Mila Kunis is pregnant with Ashton Kutcher’s baby. Or so a Mila Kunis Facebook fan page claimed today in an attempt to make us all obsess over an incredibly beautiful fetus that apparently doesn’t exist. A fetus I instantly imagined getting great coverage for her use of a placenta as a womb-exit-accessory in Esquire’s annual infant ranking issue.
But alas, it was all a prank. “Baby? As in one of those cry-y things that can’t even use a toilet? No. Absolutely not. Ew. Gross. Mila, hold my hair back, I’m going to be sick. Just kidding. Punk’d you. I’m not going to barf. But still, no.” is the statement Ashton Kutcher will likely issue to People later this evening.
Do you guys think our great-grandparents knew the future would be so cool? Sure we don’t have flying cars or teleportation stations or even DVRs that can handle recording more than two shows at a time. But we do have people willing to take the time out of their day to not only impersonate people on Facebook, but also impersonate their pregnancies.

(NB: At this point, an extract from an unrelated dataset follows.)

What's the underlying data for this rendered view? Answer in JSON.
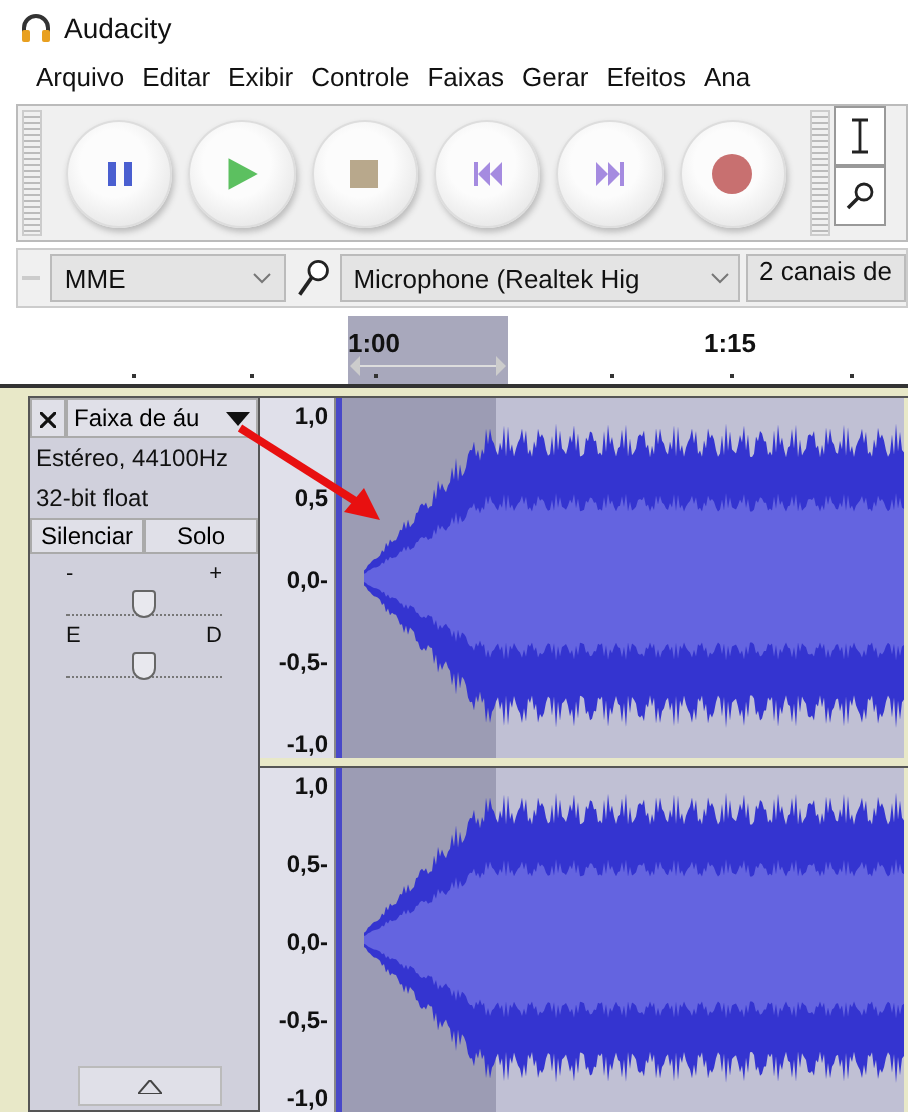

It’s amazing and it’s awe-inspiring and I hope you appreciate how lucky you are to be living in such a phenomenal time in our country’s history. Think about what our parents had to do to impersonate a celebrity when they were in their twenties? First they’d have to find their quill pen, then they’d have to write a convincing letter, then they’d have to hitch up the horse and buggy, ride it 10 miles to town, avoid the redcoats who had a “zero tolerance for gossip policy and mail it to Paul Revere to share around town. All we have to do is create a fan page.